In one interview, Goode seemed to say that he still considered himself a Republican:
Virgil H. Goode Jr., a Republican from Rocky Mount who represented the 5th District in Congress for six terms, has joined the conservative Constitution Party — but says that doesn’t mean he’s quitting the GOP.
“I don’t think they’re mutually exclusive,” Goode said.
Goode was the keynote speaker the Constitution Party’s spring National Committee banquet Friday in Minneapolis. At the event, Goode paid the party’s $35 membership fee. Goode said that he has not quit the Republican Party and is current on his membership dues with the Franklin County GOP.
The Constitution Party, Goode said, has staked out several positions that Goode feels are superior to the platform of the national Republican Party.
The Constitution Party recently adopted a resolution praising Arizona for enacting a law that requires police officers to check the immigration status of anyone they suspect might be in the country illegally.
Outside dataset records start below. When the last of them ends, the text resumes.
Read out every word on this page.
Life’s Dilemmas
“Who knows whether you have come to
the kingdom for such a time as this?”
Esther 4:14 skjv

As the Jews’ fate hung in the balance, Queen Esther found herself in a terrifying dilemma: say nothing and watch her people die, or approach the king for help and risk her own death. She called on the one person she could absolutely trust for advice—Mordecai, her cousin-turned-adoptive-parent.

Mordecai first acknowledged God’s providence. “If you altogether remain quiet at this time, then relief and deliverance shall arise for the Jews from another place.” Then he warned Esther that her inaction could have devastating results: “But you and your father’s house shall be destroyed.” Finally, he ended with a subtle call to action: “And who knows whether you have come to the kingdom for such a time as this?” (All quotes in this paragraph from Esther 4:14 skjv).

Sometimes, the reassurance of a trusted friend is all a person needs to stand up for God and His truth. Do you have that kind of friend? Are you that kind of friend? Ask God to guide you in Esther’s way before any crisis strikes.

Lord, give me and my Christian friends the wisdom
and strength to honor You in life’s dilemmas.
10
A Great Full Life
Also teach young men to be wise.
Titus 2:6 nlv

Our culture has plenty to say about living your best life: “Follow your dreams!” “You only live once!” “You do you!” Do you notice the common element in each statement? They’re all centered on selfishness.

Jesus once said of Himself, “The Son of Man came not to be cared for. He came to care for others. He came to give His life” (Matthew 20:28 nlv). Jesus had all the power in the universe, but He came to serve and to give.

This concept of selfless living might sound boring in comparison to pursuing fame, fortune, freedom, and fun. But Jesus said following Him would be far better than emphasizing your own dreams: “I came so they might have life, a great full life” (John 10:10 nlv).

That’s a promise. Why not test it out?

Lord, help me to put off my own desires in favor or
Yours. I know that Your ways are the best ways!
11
“On some national issues, the Constitution Party is much better than the Republican Party,” he said. “The Constitution Party passed a resolution supporting Arizona’s new policies on illegal immigrants. I have yet to see such a resolution come out of the Republican Party.”
Meanwhile, in another, Goode seems to leave the door open to an independent bid for his old House seat:
[Goode's] joining the Constitution Party has raised speculation he’s thinking of challenging Tom Perriello for his old seat.
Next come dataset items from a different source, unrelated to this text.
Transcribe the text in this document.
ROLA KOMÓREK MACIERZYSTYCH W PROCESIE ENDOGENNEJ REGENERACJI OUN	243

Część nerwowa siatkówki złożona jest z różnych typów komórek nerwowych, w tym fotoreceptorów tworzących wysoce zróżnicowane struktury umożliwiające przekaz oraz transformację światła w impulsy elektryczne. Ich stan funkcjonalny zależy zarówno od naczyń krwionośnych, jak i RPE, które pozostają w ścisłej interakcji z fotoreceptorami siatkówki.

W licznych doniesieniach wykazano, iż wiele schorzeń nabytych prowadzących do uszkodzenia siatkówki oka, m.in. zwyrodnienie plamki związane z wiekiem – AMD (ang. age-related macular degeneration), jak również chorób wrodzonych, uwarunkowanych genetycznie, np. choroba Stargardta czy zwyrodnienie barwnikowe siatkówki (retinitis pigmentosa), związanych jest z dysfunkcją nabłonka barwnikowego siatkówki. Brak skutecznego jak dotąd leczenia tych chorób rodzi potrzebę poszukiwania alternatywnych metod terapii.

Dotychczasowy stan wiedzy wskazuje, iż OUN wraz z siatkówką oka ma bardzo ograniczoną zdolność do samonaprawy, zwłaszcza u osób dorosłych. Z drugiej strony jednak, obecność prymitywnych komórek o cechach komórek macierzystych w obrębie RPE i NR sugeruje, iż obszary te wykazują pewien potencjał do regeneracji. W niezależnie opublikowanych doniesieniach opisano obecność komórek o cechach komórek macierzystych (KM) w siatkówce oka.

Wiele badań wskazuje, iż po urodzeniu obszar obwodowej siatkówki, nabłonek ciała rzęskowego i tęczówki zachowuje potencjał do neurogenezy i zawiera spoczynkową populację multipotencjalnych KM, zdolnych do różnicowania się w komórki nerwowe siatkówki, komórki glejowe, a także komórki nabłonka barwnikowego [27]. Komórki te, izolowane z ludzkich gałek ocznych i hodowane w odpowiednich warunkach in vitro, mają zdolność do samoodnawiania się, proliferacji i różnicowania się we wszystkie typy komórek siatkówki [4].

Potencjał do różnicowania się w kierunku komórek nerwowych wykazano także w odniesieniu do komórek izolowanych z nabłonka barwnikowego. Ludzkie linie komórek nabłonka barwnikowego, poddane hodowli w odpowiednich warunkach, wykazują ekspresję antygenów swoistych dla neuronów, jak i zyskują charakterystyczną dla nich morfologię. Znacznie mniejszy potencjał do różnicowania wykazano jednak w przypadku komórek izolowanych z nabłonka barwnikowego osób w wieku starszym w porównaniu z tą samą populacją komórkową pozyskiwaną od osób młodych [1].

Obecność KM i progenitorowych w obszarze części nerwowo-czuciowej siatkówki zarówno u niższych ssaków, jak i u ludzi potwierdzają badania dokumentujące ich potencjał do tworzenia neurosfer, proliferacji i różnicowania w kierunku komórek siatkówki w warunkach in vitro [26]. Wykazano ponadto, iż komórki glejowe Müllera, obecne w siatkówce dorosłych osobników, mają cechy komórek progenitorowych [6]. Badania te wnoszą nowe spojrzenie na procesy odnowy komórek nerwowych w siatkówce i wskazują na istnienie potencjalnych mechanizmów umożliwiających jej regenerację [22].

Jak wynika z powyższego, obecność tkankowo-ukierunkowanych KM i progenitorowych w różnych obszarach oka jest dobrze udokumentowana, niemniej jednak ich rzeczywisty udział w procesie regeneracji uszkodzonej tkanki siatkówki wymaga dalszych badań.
Previously Goode has said he will not seek the Republican nomination.
When asked if he can be ruled out of the November election, Goode said, “I’m not saying flat out 100-percent no. I want to see how things develop.”
Goode says he’s been impressed with some GOP candidates, but unimpressed with others.
Whether that means he will enter the race if an “unimpressive” candidate wins the June primary, of course, is something only Goode knows himself.